It may be a cliché but certain families have whisky in their blood — namely, the urge to make good whisky passes from generation to generation.
So, almost a century after the Loch Katrine Adelphi distillery closed in Glasgow’s Gorbals in 1907, one of the founder’s descendants, Jamie Walker, relaunched the Adelphi name in 1993 as a bottler of notable and idiosyncratic whiskies that have consistently won wide acclaim.
He then sold the firm to Keith Falconer and Donald Houston in 2004, who eventually faced the need for an “in-house” source of whisky. So, about five years ago, plans were drawn up for Ardnamurchan Distillery at Glenbeg on Loch Sunart, which started distilling in 2014 and was formally opened by Princess Anne. It is Scotland’s most westerly mainland distillery, sitting just a few miles from Ardnamurchan Point.

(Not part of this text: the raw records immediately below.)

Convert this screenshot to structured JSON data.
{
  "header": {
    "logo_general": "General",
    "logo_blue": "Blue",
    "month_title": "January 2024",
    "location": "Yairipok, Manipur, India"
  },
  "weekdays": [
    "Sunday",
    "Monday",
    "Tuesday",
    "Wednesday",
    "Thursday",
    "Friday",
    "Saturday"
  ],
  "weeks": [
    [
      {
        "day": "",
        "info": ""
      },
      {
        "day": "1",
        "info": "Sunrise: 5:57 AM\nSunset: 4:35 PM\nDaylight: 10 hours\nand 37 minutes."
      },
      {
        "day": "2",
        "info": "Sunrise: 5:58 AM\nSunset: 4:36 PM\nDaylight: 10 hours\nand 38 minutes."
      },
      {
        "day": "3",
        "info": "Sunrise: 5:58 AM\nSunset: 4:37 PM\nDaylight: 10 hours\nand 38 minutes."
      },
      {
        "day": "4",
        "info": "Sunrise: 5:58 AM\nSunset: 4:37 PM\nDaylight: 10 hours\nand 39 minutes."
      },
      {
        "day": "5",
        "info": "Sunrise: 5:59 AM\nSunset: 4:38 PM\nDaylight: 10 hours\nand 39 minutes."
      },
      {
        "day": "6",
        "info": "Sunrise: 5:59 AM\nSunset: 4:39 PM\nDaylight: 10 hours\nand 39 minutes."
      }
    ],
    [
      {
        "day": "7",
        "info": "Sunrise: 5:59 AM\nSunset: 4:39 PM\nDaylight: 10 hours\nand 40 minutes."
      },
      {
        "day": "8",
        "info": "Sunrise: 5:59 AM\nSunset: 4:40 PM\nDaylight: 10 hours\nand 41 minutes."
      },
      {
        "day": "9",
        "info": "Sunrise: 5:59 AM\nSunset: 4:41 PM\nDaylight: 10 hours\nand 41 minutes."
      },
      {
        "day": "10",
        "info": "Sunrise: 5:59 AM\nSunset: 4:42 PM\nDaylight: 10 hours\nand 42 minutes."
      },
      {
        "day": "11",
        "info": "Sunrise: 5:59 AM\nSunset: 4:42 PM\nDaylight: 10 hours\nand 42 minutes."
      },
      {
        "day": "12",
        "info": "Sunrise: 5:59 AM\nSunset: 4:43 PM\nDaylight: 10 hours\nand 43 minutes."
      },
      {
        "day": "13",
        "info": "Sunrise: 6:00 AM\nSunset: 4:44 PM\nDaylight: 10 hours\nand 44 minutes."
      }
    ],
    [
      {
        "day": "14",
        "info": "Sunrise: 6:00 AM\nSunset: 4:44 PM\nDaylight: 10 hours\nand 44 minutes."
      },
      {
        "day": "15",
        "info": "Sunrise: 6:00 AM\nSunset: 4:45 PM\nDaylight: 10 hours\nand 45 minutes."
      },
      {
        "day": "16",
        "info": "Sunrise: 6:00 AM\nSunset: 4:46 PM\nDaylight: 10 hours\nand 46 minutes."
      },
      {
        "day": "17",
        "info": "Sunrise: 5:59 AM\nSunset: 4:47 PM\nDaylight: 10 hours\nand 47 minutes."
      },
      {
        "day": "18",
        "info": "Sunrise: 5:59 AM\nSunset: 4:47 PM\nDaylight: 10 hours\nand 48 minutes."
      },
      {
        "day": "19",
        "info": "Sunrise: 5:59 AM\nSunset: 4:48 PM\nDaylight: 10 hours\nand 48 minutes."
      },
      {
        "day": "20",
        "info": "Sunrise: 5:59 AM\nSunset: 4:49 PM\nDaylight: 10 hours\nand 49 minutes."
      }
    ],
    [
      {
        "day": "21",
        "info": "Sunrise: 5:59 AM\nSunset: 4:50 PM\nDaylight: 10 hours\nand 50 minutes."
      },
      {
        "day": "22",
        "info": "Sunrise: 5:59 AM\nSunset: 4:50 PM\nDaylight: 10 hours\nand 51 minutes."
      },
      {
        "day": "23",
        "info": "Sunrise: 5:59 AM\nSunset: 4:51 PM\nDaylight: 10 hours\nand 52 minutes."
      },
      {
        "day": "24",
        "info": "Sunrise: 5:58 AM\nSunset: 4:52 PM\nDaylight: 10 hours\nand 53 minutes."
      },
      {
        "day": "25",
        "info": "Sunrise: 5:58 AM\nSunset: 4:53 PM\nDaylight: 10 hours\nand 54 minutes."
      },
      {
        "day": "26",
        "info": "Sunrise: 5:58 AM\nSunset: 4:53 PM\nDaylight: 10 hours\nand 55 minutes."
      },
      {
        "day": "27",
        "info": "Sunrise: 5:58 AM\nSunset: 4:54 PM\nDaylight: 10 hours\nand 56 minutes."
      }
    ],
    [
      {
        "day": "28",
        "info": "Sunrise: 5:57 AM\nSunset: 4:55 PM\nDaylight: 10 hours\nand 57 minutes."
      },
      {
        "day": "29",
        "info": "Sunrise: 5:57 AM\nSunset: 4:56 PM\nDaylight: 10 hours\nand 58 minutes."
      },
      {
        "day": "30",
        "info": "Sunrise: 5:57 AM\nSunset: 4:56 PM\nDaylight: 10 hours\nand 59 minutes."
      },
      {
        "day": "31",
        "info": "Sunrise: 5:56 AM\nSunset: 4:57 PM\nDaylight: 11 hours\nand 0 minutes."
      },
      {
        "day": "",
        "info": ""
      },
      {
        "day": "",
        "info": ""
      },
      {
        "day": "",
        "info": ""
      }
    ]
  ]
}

It has several notable features within its stark white-and-black exterior — a wood-fired boiler, an on-site maltings (no malt is trucked in) and, uniquely, four oak washbacks, while all other Scots distilleries use either pine, larch or stainless steel. As the distillery lies at the end of a long, winding single-track road with bridges only 3.3 metres (11 feet) wide, the mashtun, boiler and stills are exactly that diameter. Any wider and they wouldn’t have got there.
Two styles of malt whisky are distilled — peated and unpeated — with casks sourced from the US and Spain. Distillery tours operate every day bar Saturday and visitors can sample the fine new spirit that will have to slumber for many months yet until it can be sold as whisky.
You have to be keen to reach the distillery. From Fort William take the Corran Ferry, then head west through Strontian, Salen and Glenborrodale to reach Glenbeg. Alternatively, take the Mallaig road and branch off at Lochailort down through Moidart, Acharacle and Salen. Either route is stunning and it’s worth driving the extra miles from Glenbeg to Ardnamurchan Point.
I recently sampled some of Ardnamurchan’s best and found it stunning, with hints of cinnamon and cloves. If it tastes that good at 18 months, it’ll be a world beater in a few years’ time.